Having never been forced to farm, I've tended a real taste for foraging fresh Tennessee fruit. During my thirteen years of rural living, I harvested blackberries every summer. If possible, I'll be back to the old communal property this summer for more blackberries. In the meantime, strawberry season startled me with its sweetness, & I suddenly had the chance to go picking on the Tennessee Tech organic farm. What an opportunity!
On a Friday, May 14, I biked to the farm with my friend & pastor Pat Handlson. It was a hot day, & we had a good sweat going by the time we got there. A vigorous breeze kept us comfortable. We were joined by a small crew of Moms & kids. Farm manager Randy Dodson gave us instructions, & we found our rows, fell to our knees, & started filling our boxtops.
Before long, we were all swimming in sweet red bounty. That afternoon, I'd be in my kitchen turning that mess of berries into a mess of jam. Canning & jamming kind of intimidated me before I tried, but I've been kicking out the jams each summer for over a decade, so I guess I have the hang of it now. Here's a simple description of how utterly easy & fun it is to make fresh jam. I encourage you to go get some strawberries today & give it a try.
What you need to have on hand
Big ol' soup-size cookin pot & wooden spoon
Smaller but wide saucepan
Large glass measuring cup
Ladel or metal measuring cup
Food processor or blender
Jars & lids
Apron & lots of kitchen towels
Mess of fruit
Lots of sugar
Certo Liquid Pectin
When I cook, I look up recipes & quickly memorize them. I hate measuring or reading from the recipe once I start cooking. While I've become quite wizardly with guesstimating quantity for most dishes, with jam, you need to follow the directions; I hate numbers & math, so I am not going to go into that here, but the pectin packaging has all the details you'll need. For years, I've been using Certo Liquid Pectin, & jam always comes out just perfect. I suggest getting some, using their suggested measurements, & enjoying the results.
To prepare the jars, just wash them in hot water, & set aside. For the lids, place these at the bottom of a saucepan & cover with boiling water. Set aside.
The first thing to do is wash & prepare the fruit. This takes the most time, so I suggest planning to listen to some good jams while fixin' to fix jam. When I pick blackberries, I always gather at least one gallon to make one batch of jam.

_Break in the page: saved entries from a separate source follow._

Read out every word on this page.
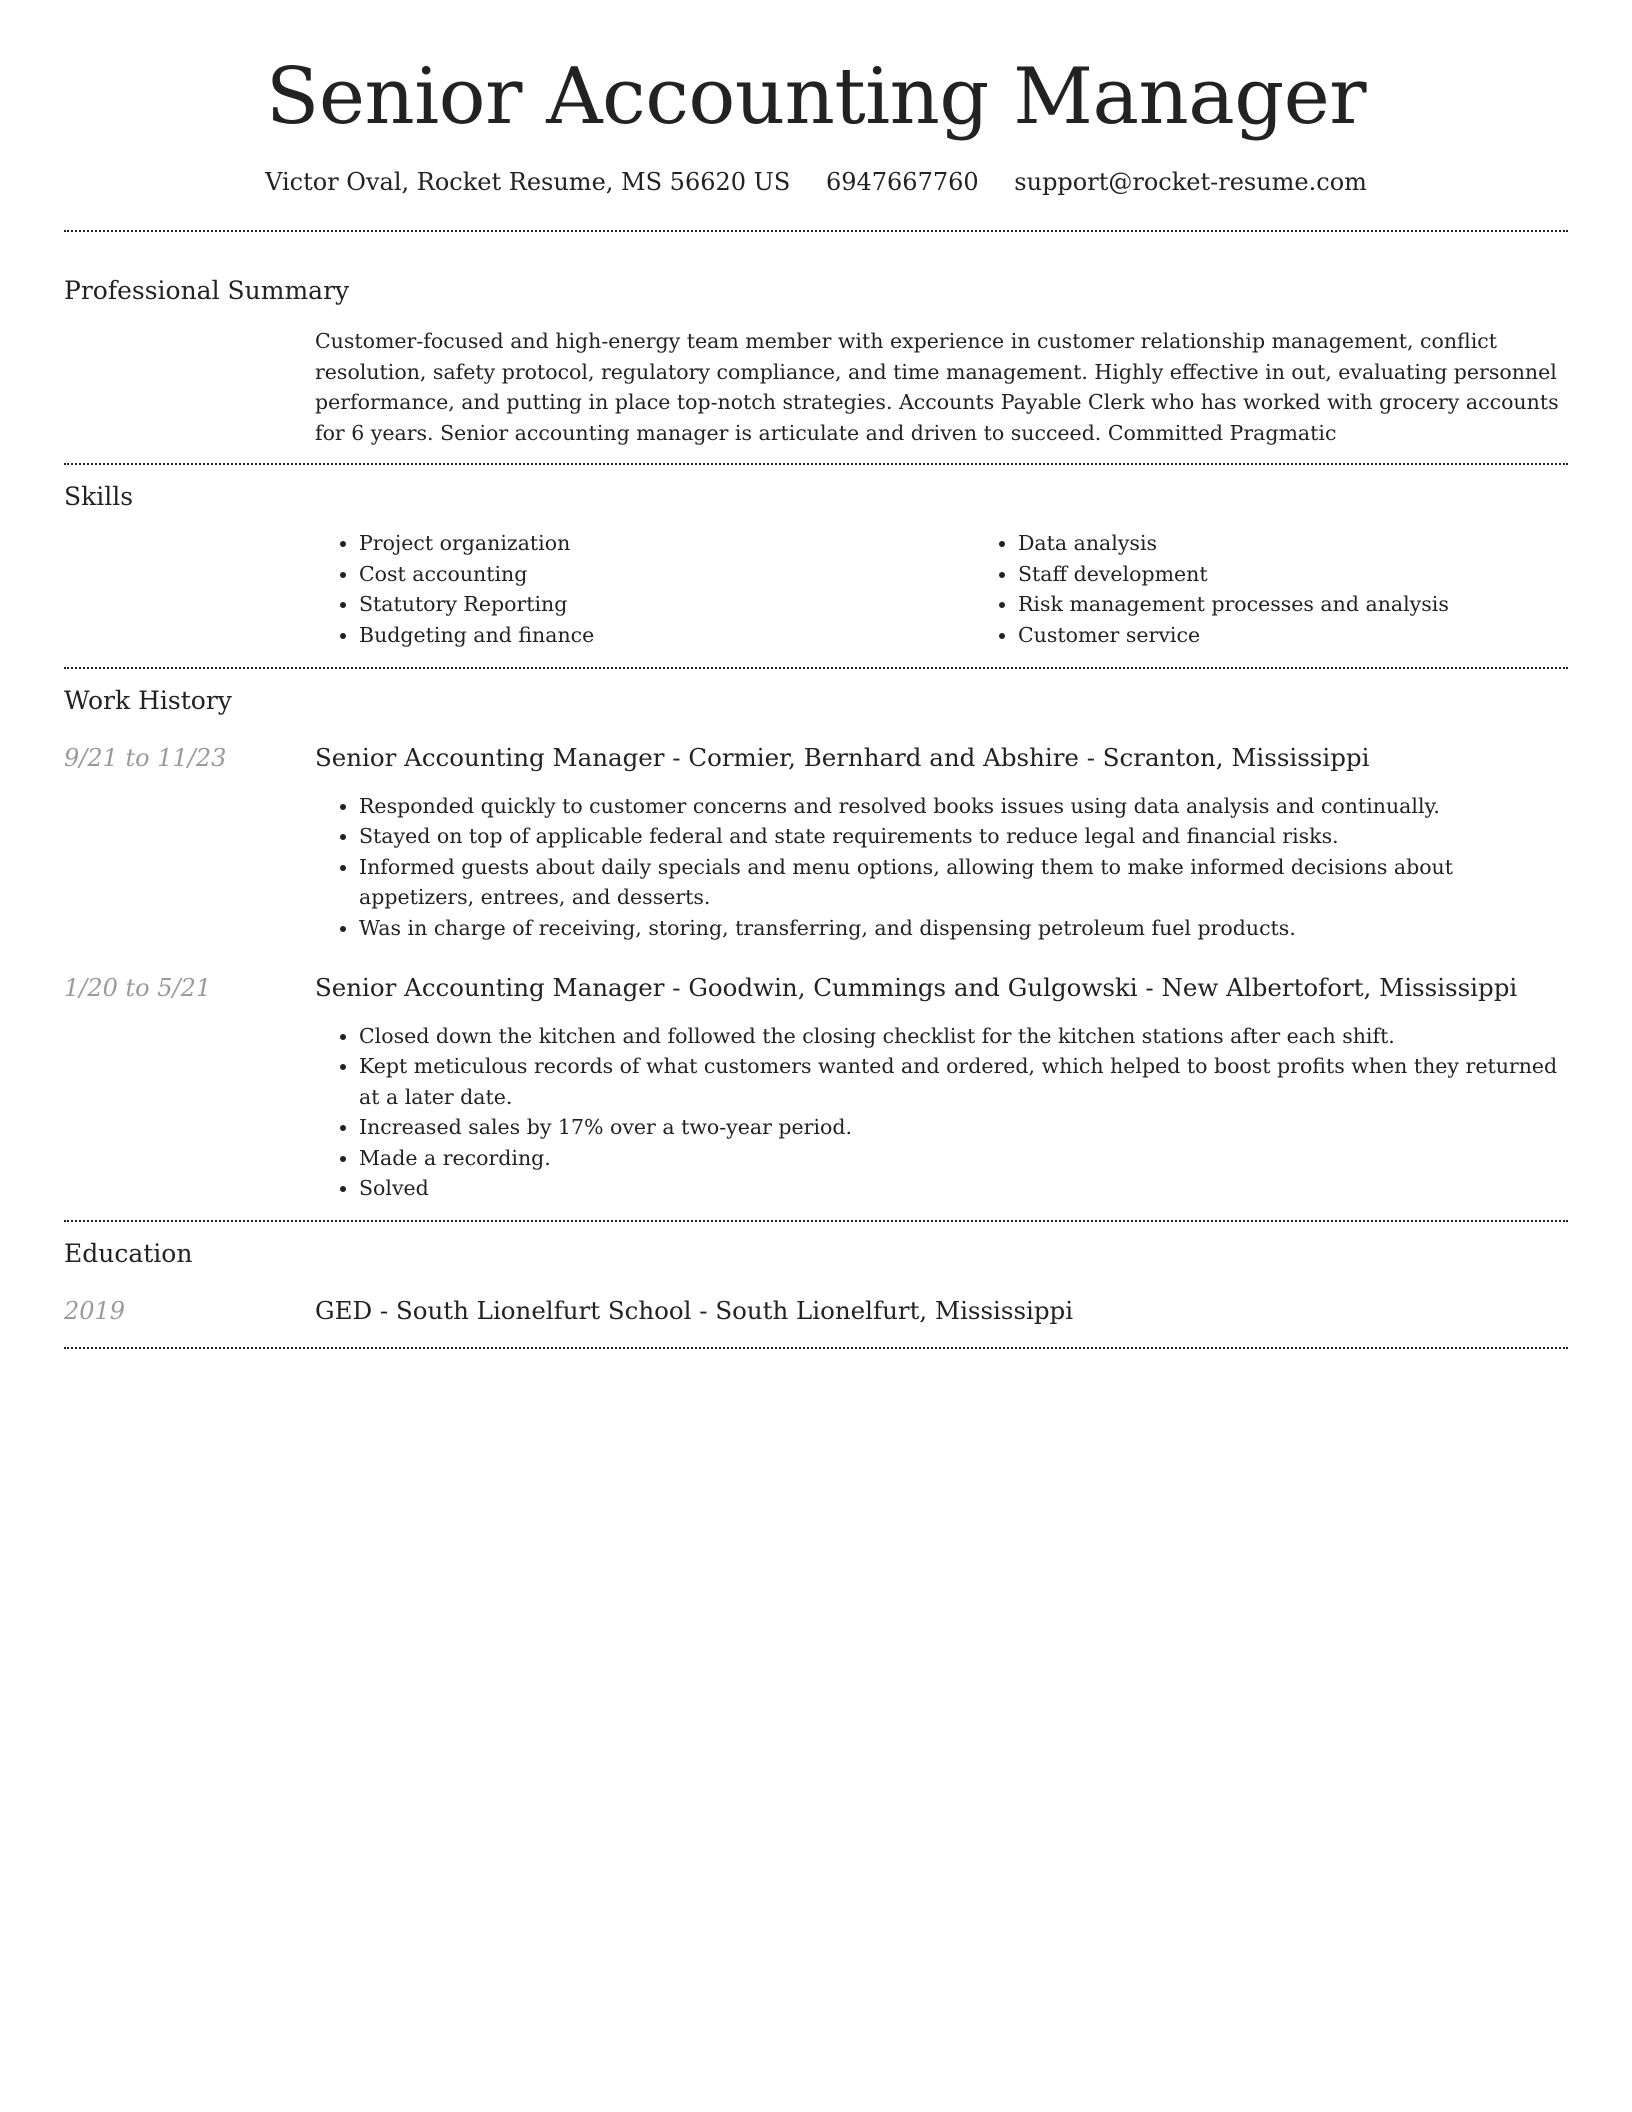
Senior Accounting Manager
Victor Oval, Rocket Resume, MS 56620 US 6947667760 support@rocket-resume.com
Professional Summary

Customer-focused and high-energy team member with experience in customer relationship management, conflict resolution, safety protocol, regulatory compliance, and time management. Highly effective in out, evaluating personnel performance, and putting in place top-notch strategies. Accounts Payable Clerk who has worked with grocery accounts for 6 years. Senior accounting manager is articulate and driven to succeed. Committed Pragmatic

Skills
• Project organization
• Cost accounting
• Statutory Reporting
• Budgeting and finance
• Data analysis
• Staff development
• Risk management processes and analysis
• Customer service
Work History
9/21 to 11/23	Senior Accounting Manager - Cormier, Bernhard and Abshire - Scranton, Mississippi
• Responded quickly to customer concerns and resolved books issues using data analysis and continually.
• Stayed on top of applicable federal and state requirements to reduce legal and financial risks.
• Informed guests about daily specials and menu options, allowing them to make informed decisions about appetizers, entrees, and desserts.
• Was in charge of receiving, storing, transferring, and dispensing petroleum fuel products.
1/20 to 5/21	Senior Accounting Manager - Goodwin, Cummings and Gulgowski - New Albertofort, Mississippi
• Closed down the kitchen and followed the closing checklist for the kitchen stations after each shift.
• Kept meticulous records of what customers wanted and ordered, which helped to boost profits when they returned at a later date.
• Increased sales by 17% over a two-year period.
• Made a recording.
• Solved
Education
2019	GED - South Lionelfurt School - South Lionelfurt, Mississippi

With the strawberries, I had close to 20 pounds, & I made two batches of jam & had lots of fruit left over to freeze.
Mash the prepared strawberries in a food processor & transfer to the glass measuring cup to make sure you get the amount correct. If you mash too many by mistake, you can put them in a smoothie or freeze them with sugar for a simple sorbet.

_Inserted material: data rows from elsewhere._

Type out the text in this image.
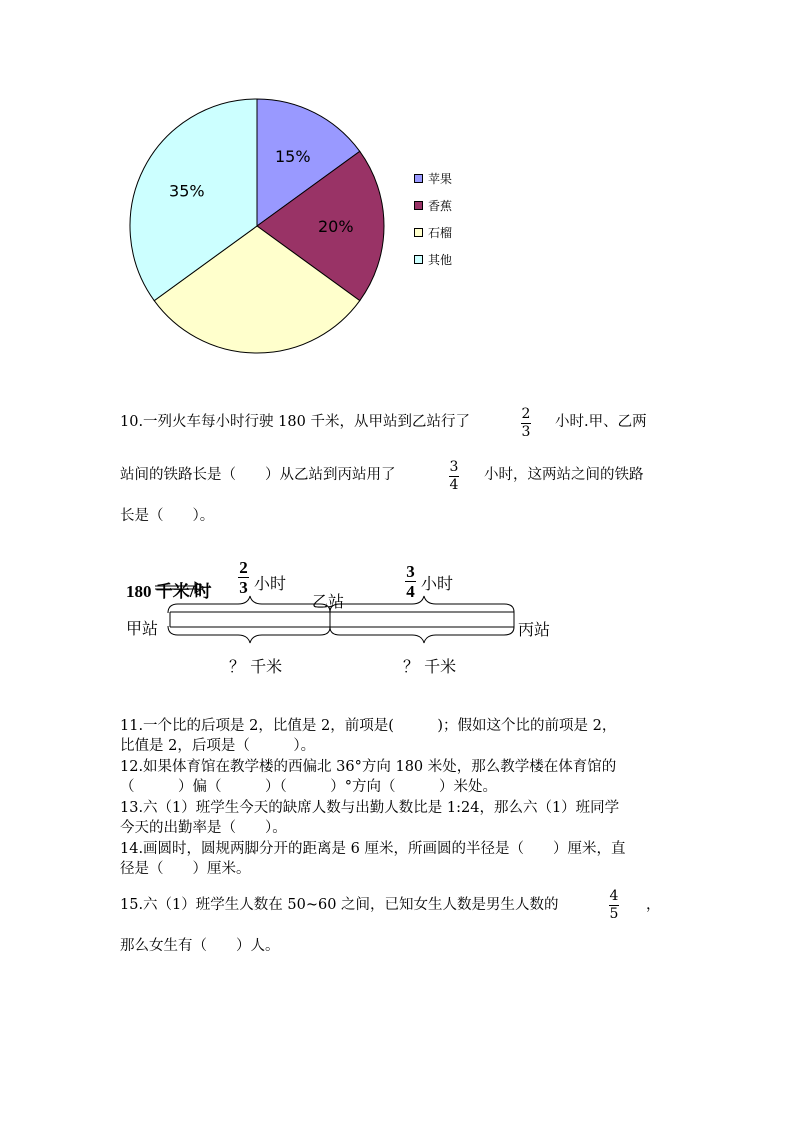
15%
20%
35%
苹果
香蕉
石榴
其他
10.一列火车每小时行驶 180 千米，从甲站到乙站行了	2
3
小时.甲、乙两
站间的铁路长是（　　）从乙站到丙站用了	3
4
小时，这两站之间的铁路
长是（　　）。
180 千米/时
2
3 小时
3
4 小时
乙站
甲站	丙站
？ 千米	？ 千米
11.一个比的后项是 2，比值是 2，前项是(　　　)；假如这个比的前项是 2，
比值是 2，后项是（　　　）。
12.如果体育馆在教学楼的西偏北 36°方向 180 米处，那么教学楼在体育馆的
（　　　）偏（　　　）（　　　）°方向（　　　）米处。
13.六（1）班学生今天的缺席人数与出勤人数比是 1:24，那么六（1）班同学
今天的出勤率是（　　）。
14.画圆时，圆规两脚分开的距离是 6 厘米，所画圆的半径是（　　）厘米，直
径是（　　）厘米。
15.六（1）班学生人数在 50~60 之间，已知女生人数是男生人数的
4
5
，
那么女生有（　　）人。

Combine the measured crushed berries & measured sugar in your big ol' pot. Cook on high, constantly stirring, for a good while. You want to get this mess real hot. Once the berries begin to bubble & froth in a rolling boil, even while stirring, add the pectin. Return the steamy batch to a full boil that keeps its head even while stirring. Count to 60. Now your jam is ready. Some people like to skim off the frothy head, but you won't die if it ends up in the jam.
Have lots of towels laid down everywhere, because if you're like me, you'll need these to catch sticky spills. Ladel the hot jam into your clear jars one at a time; the canning funnel makes the mouth wider & cuts back on spills. Take a lid with the metal tongs & place it onto the jar. (The tongs help if the lids are hot to the touch, & this feels super sterile.) Use one of your kitchen towels to tighten the lid on the jar or to wipe spillage. Take the freshly canned jam & turn upside down onto the counter. The heat from the jam will create the sterile seal on the lid of the jar. You can test this once the jar has cooled by firmly running a finger over the lid, to make sure it is smooth & snug.
Store your jam in the cupboard. Refrigerate after opening. Serve on warm toast, in cold plain yogurt, or with fresh hot biscuits.